Error Handling — Document Processing with Local AI (Chapter 14)

Document processing fails constantly. PDFs have password protection, images lack extractable text, file paths contain special characters, and AI models return unexpected formats. reliable error handling prevents cascading failures.

Categorizing Errors

Not all errors are equal. Distinguish between:

Recoverable: Can retry or skip gracefully (corrupt PDF page, timeout)
Fatal: Cannot proceed (encrypted file, unsupported format)
Partial: Some content extracted, some lost (multi-page PDF with one bad page)

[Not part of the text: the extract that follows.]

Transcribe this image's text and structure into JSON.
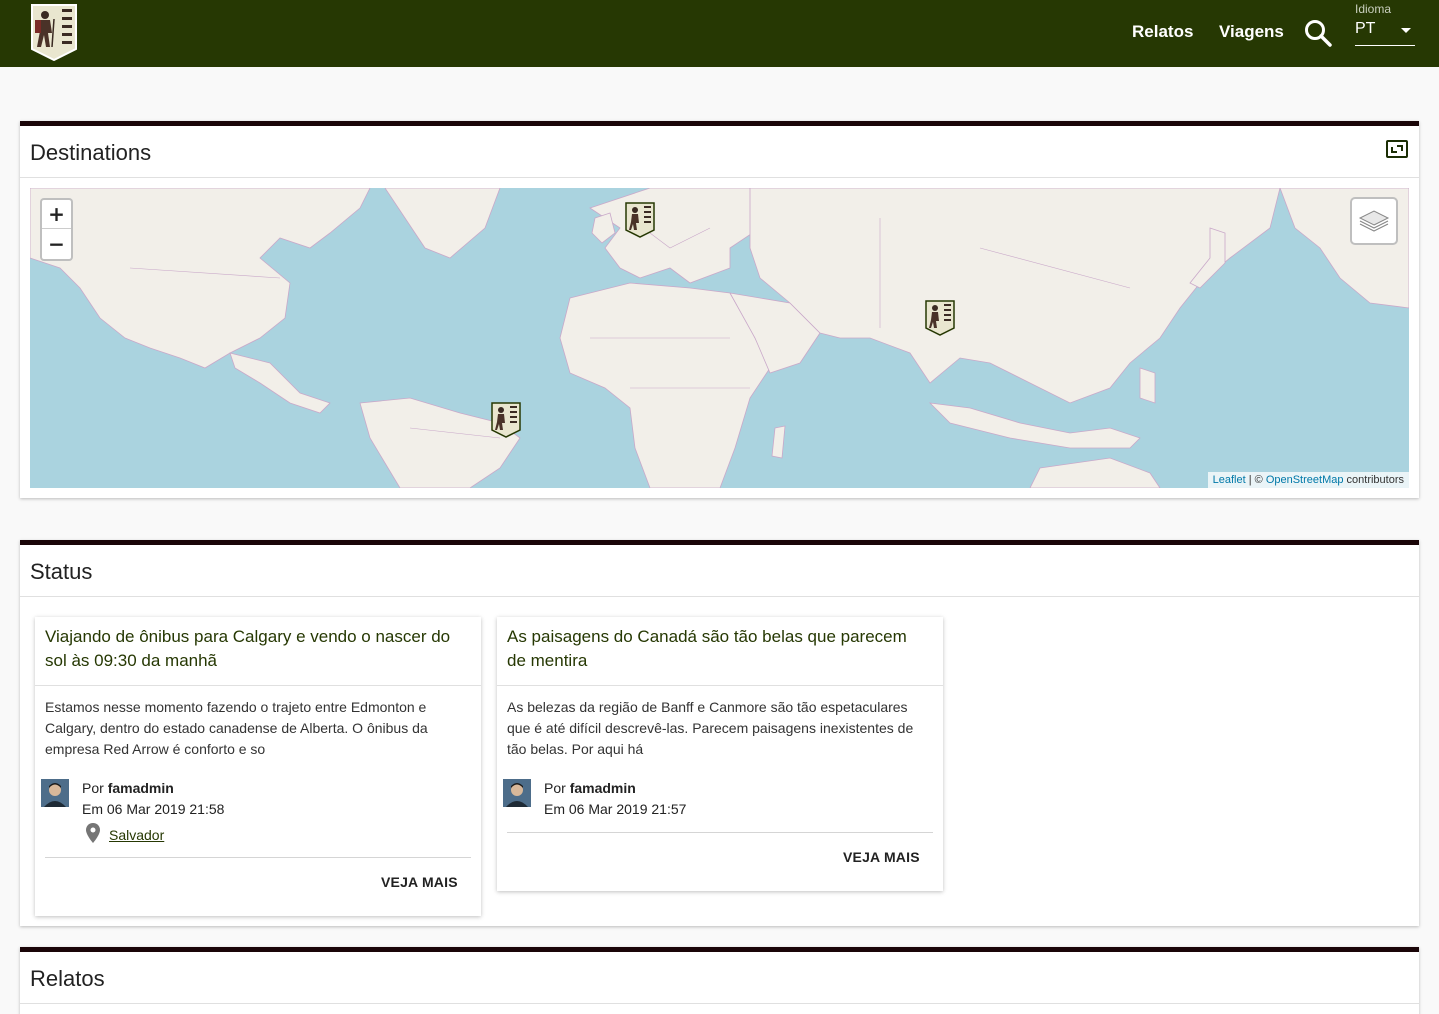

Retry Logic with Exponential Backoff

Transient failures often succeed on retry:

import time
import functools

def retry(max_attempts=3, base_delay=1.0, backoff_factor=2.0):
    def decorator(func):
        @functools.wraps(func)
        def wrapper(*args, **kwargs):
            delay = base_delay
            last_exception = None
            for attempt in range(max_attempts):
                try:
                    return func(*args, **kwargs)
                except Exception as e:
                    last_exception = e
                    if attempt < max_attempts - 1:
                        time.sleep(delay)
                        delay *= backoff_factor
            raise last_exception
        return wrapper
    return decorator

@retry(max_attempts=3, base_delay=2.0, backoff_factor=2.0)
def extract_text_from_pdf(path):
    doc = pymupdf.open(path)
    text = ""
    for page in doc:
        text += page.get_text()
    return text

Graceful Degradation

When full extraction fails, attempt partial extraction:

def extract_with_fallback(path):
    try:
        return {"method": "full", "content": extract_text_from_pdf(path)}
    except Exception as e:
        print(f"Full extraction failed: {e}")
        try:
            return {"method": "ocr", "content": ocr_extraction(path)}
        except Exception as e2:
            return {"method": "none", "error": f"Both methods failed: {e}, {e2}"}

Error Context Preservation

Include context when logging failures:

import logging

logger = logging.getLogger(__name__)

def safe_process(path):
    try:
        result = process_document(path)
        return {"status": "success", "result": result}
    except PasswordEncryptedError as e:
        logger.warning(f"Password-protected document skipped: {path}")
        return {"status": "skipped", "reason": "encrypted", "path": path}
    except CorruptPDFError as e:
        logger.error(f"Corrupt PDF could not be processed: {path}", exc_info=True)
        return {"status": "failed", "reason": "corrupt", "path": path}
    except Exception as e:
        logger.error(f"Unexpected error processing {path}: {e}", exc_info=True)
        return {"status": "failed", "reason": "unknown", "error": str(e), "path": path}

Dead Letter Queue Pattern

Failed documents go to a dead letter queue for later analysis:

import shutil
from pathlib import Path

def handle_failure(path, error_info, dead_letter_dir="/errors"):
    dest = Path(dead_letter_dir) / Path(path).name
    shutil.move(path, dest)
    
    error_log = Path(dead_letter_dir) / "error_log.jsonl"
    with open(error_log, "a") as f:
        f.write(json.dumps({
            "original_path": path,
            "failure_path": str(dest),
            "error": error_info,
            "timestamp": datetime.now().isoformat()
        }) + "\n")

Validation Before Processing

Validate documents before processing to fail fast:

def validate_pdf(path):
    try:
        doc = pymupdf.open(path)
        if doc.page_count == 0:
            return False, "PDF has no pages"
        doc.close()
        return True, "Valid PDF"
    except Exception as e:
        return False, str(e)